The planktonic foraminifer zonal scheme for the Paleocene (P zones) follows Olsson et al. (1999). The Eocene and Oligocene (E and O zones, respectively) scheme follows Berggren and Pearson (2005) and Wade et al. (2010). The Neogene (M, PL, and PT zones) scheme follows Berggren et al. (1995) and Wade et al. (2011). The biostratigraphy is tied to the geomagnetic polarity timescale (GPTS) used for IODP Expedition 320/321, which is based upon a composite of several timescales (Cande and Kent, 1995; Lourens et al., 2004; Pälike et al., 2006b). Ages and calibration sources of planktonic foraminifer datums are presented in Table T5. The age estimates presented are adjusted to the timescale of Expedition 320/321. Planktonic foraminifer taxonomic concepts selectively follow those of Bolli and Saunders (1985), Spezzaferri and Premoli Silva (1991), Chaisson and Leckie (1993), Leckie et al. (1993), Spezzaferri (1994), Chaisson and Pearson (1997), Pearson and Chaisson (1997), Olsson et al. (1999), and Pearson et al. (2006).

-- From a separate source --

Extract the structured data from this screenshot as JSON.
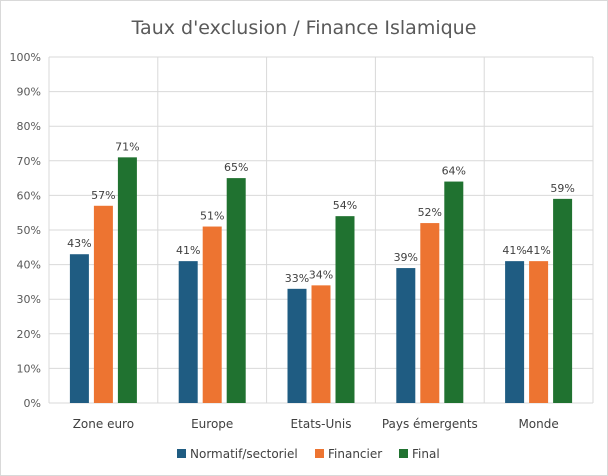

Benthic foraminifer taxonomy

Taxonomic assignments follow Tjalsma and Lohmann (1983), Miller and Katz (1987), Thomas (1990), Katz and Miller (1991), Jones (1994), Nomura (1995), and Holbourn and Henderson (2002). The generic classification of Loeblich and Tappan (1988) was used.

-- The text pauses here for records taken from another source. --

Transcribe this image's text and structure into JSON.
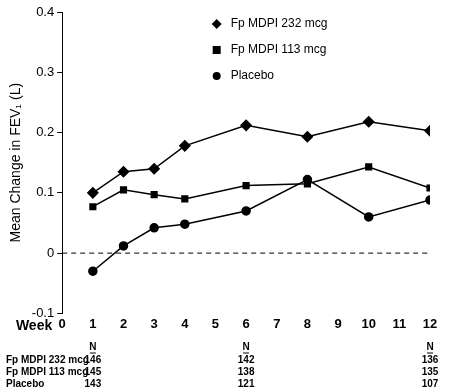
{
  "chart_data": {
    "type": "line",
    "x_label": "Week",
    "y_label": "Mean Change in FEV₁ (L)",
    "xlim": [
      0,
      12
    ],
    "xticks": [
      0,
      1,
      2,
      3,
      4,
      5,
      6,
      7,
      8,
      9,
      10,
      11,
      12
    ],
    "ylim": [
      -0.1,
      0.4
    ],
    "yticks": [
      -0.1,
      0,
      0.1,
      0.2,
      0.3,
      0.4
    ],
    "grid": false,
    "legend": "upper center",
    "series": [
      {
        "name": "Fp MDPI 232 mcg",
        "color": "#000000",
        "marker": "diamond",
        "line_style": "solid",
        "x": [
          1,
          2,
          3,
          4,
          6,
          8,
          10,
          12
        ],
        "values": [
          0.1,
          0.135,
          0.14,
          0.178,
          0.212,
          0.193,
          0.218,
          0.203
        ]
      },
      {
        "name": "Fp MDPI 113 mcg",
        "color": "#000000",
        "marker": "square",
        "line_style": "solid",
        "x": [
          1,
          2,
          3,
          4,
          6,
          8,
          10,
          12
        ],
        "values": [
          0.077,
          0.105,
          0.097,
          0.09,
          0.112,
          0.115,
          0.143,
          0.108
        ]
      },
      {
        "name": "Placebo",
        "color": "#000000",
        "marker": "circle",
        "line_style": "solid",
        "x": [
          1,
          2,
          3,
          4,
          6,
          8,
          10,
          12
        ],
        "values": [
          -0.03,
          0.012,
          0.042,
          0.048,
          0.07,
          0.122,
          0.06,
          0.088
        ]
      }
    ],
    "n_table": {
      "header": "N",
      "x": [
        1,
        6,
        12
      ],
      "rows": [
        {
          "name": "Fp MDPI 232 mcg",
          "values": [
            146,
            142,
            136
          ]
        },
        {
          "name": "Fp MDPI 113 mcg",
          "values": [
            145,
            138,
            135
          ]
        },
        {
          "name": "Placebo",
          "values": [
            143,
            121,
            107
          ]
        }
      ]
    }
  }
}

Abundance and preservation

Relative percentages of benthic to planktonic tests were determined by counting specimens in four adjacent quadrants in three different locations on the picking tray during Expedition 329.The following abundance categories were estimated from visual examination of the dried sample for planktonic and benthic foraminifers and ostracods:

  • D = dominant (>30% of assemblage).
  • A = abundant (>10%–30% of assemblage).
  • F = few (>5% to <10% of assemblage).
  • R = rare (>1% to <5% of assemblage).
  • P = present (<1% of assemblage).
  • B = barren.

The preservation status of planktonic and benthic foraminifers was estimated as follows:

  • VG = very good (no evidence of overgrowth, dissolution, or abrasion).
  • G = good (little evidence of overgrowth, dissolution, or abrasion).
  • M = moderate (calcite overgrowth, dissolution, or abrasion are common but minor).
  • P = poor (substantial overgrowth, dissolution, or fragmentation).

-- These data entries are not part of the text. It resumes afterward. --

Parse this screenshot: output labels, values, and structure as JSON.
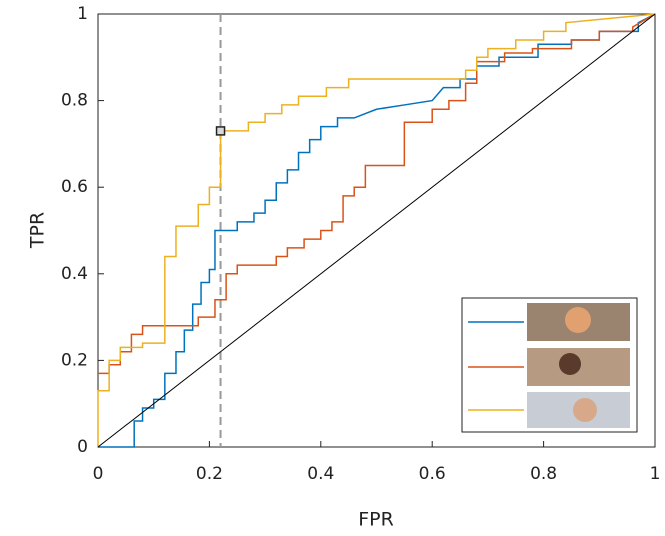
{
  "chart_data": {
    "type": "line",
    "xlabel": "FPR",
    "ylabel": "TPR",
    "xlim": [
      0,
      1
    ],
    "ylim": [
      0,
      1
    ],
    "xticks": [
      0,
      0.2,
      0.4,
      0.6,
      0.8,
      1
    ],
    "yticks": [
      0,
      0.2,
      0.4,
      0.6,
      0.8,
      1
    ],
    "vline": 0.22,
    "marker": {
      "x": 0.22,
      "y": 0.73
    },
    "series": [
      {
        "color": "#0072bd",
        "x": [
          0,
          0.065,
          0.065,
          0.08,
          0.08,
          0.1,
          0.1,
          0.12,
          0.12,
          0.14,
          0.14,
          0.155,
          0.155,
          0.17,
          0.17,
          0.185,
          0.185,
          0.2,
          0.2,
          0.21,
          0.21,
          0.25,
          0.25,
          0.28,
          0.28,
          0.3,
          0.3,
          0.32,
          0.32,
          0.34,
          0.34,
          0.36,
          0.36,
          0.38,
          0.38,
          0.4,
          0.4,
          0.43,
          0.43,
          0.46,
          0.5,
          0.55,
          0.6,
          0.62,
          0.65,
          0.65,
          0.68,
          0.68,
          0.72,
          0.72,
          0.79,
          0.79,
          0.85,
          0.85,
          0.9,
          0.9,
          0.97,
          0.97,
          1
        ],
        "values": [
          0,
          0,
          0.06,
          0.06,
          0.09,
          0.09,
          0.11,
          0.11,
          0.17,
          0.17,
          0.22,
          0.22,
          0.27,
          0.27,
          0.33,
          0.33,
          0.38,
          0.38,
          0.41,
          0.41,
          0.5,
          0.5,
          0.52,
          0.52,
          0.54,
          0.54,
          0.57,
          0.57,
          0.61,
          0.61,
          0.64,
          0.64,
          0.68,
          0.68,
          0.71,
          0.71,
          0.74,
          0.74,
          0.76,
          0.76,
          0.78,
          0.79,
          0.8,
          0.83,
          0.83,
          0.85,
          0.85,
          0.88,
          0.88,
          0.9,
          0.9,
          0.93,
          0.93,
          0.94,
          0.94,
          0.96,
          0.96,
          0.98,
          1
        ]
      },
      {
        "color": "#d95319",
        "x": [
          0,
          0.02,
          0.02,
          0.04,
          0.04,
          0.06,
          0.06,
          0.08,
          0.08,
          0.18,
          0.18,
          0.21,
          0.21,
          0.23,
          0.23,
          0.25,
          0.25,
          0.32,
          0.32,
          0.34,
          0.34,
          0.37,
          0.37,
          0.4,
          0.4,
          0.42,
          0.42,
          0.44,
          0.44,
          0.46,
          0.46,
          0.48,
          0.48,
          0.55,
          0.55,
          0.6,
          0.6,
          0.63,
          0.63,
          0.66,
          0.66,
          0.68,
          0.68,
          0.73,
          0.73,
          0.78,
          0.78,
          0.85,
          0.85,
          0.9,
          0.9,
          0.96,
          0.96,
          1
        ],
        "values": [
          0.17,
          0.17,
          0.19,
          0.19,
          0.22,
          0.22,
          0.26,
          0.26,
          0.28,
          0.28,
          0.3,
          0.3,
          0.34,
          0.34,
          0.4,
          0.4,
          0.42,
          0.42,
          0.44,
          0.44,
          0.46,
          0.46,
          0.48,
          0.48,
          0.5,
          0.5,
          0.52,
          0.52,
          0.58,
          0.58,
          0.6,
          0.6,
          0.65,
          0.65,
          0.75,
          0.75,
          0.78,
          0.78,
          0.8,
          0.8,
          0.84,
          0.84,
          0.89,
          0.89,
          0.91,
          0.91,
          0.92,
          0.92,
          0.94,
          0.94,
          0.96,
          0.96,
          0.97,
          1
        ]
      },
      {
        "color": "#edb120",
        "x": [
          0,
          0,
          0.02,
          0.02,
          0.04,
          0.04,
          0.08,
          0.08,
          0.12,
          0.12,
          0.14,
          0.14,
          0.18,
          0.18,
          0.2,
          0.2,
          0.22,
          0.22,
          0.27,
          0.27,
          0.3,
          0.3,
          0.33,
          0.33,
          0.36,
          0.36,
          0.41,
          0.41,
          0.45,
          0.45,
          0.66,
          0.66,
          0.68,
          0.68,
          0.7,
          0.7,
          0.75,
          0.75,
          0.8,
          0.8,
          0.84,
          0.84,
          1
        ],
        "values": [
          0,
          0.13,
          0.13,
          0.2,
          0.2,
          0.23,
          0.23,
          0.24,
          0.24,
          0.44,
          0.44,
          0.51,
          0.51,
          0.56,
          0.56,
          0.6,
          0.6,
          0.73,
          0.73,
          0.75,
          0.75,
          0.77,
          0.77,
          0.79,
          0.79,
          0.81,
          0.81,
          0.83,
          0.83,
          0.85,
          0.85,
          0.87,
          0.87,
          0.9,
          0.9,
          0.92,
          0.92,
          0.94,
          0.94,
          0.96,
          0.96,
          0.98,
          1
        ]
      },
      {
        "color": "#000000",
        "x": [
          0,
          1
        ],
        "values": [
          0,
          1
        ]
      }
    ]
  }
}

Ostracods, calcareous bivalve microcrustaceans, are the only metazoan organisms commonly preserved as microfossils in deep-sea sediments. Similar to benthic foraminifers, ostracods have limited biostratigraphic use, but they can provide important environmental information and are valuable proxies in paleoceanographic studies (Dingle and Lord, 1990; Corrège 1993; Ayress et al., 1997; Didié and Bauch, 2000; Cronin et al., 2002; Alvarez Zarikian et al., 2009). Ostracod taxonomic concepts selectively follow Ayress (1995), Ayress et al. (1995), Boomer and Whatley (1995), Whatley and Boomer (1995), Boomer (1999), Zhao (2005), Alvarez Zarikian (2009), and Yasuhara et al. (2009). Ostracods were picked and identified from the examined samples following the same methodology as for benthic foraminifers (see above).


Radiolarian identification was carried out postexpedition by C. Hollis (GNS Science, New Zealand). Radiolarian taxonomic assignments follow Sanfilippo and Riedel (1985). Age assignments are based on Hollis and Kimura (2001).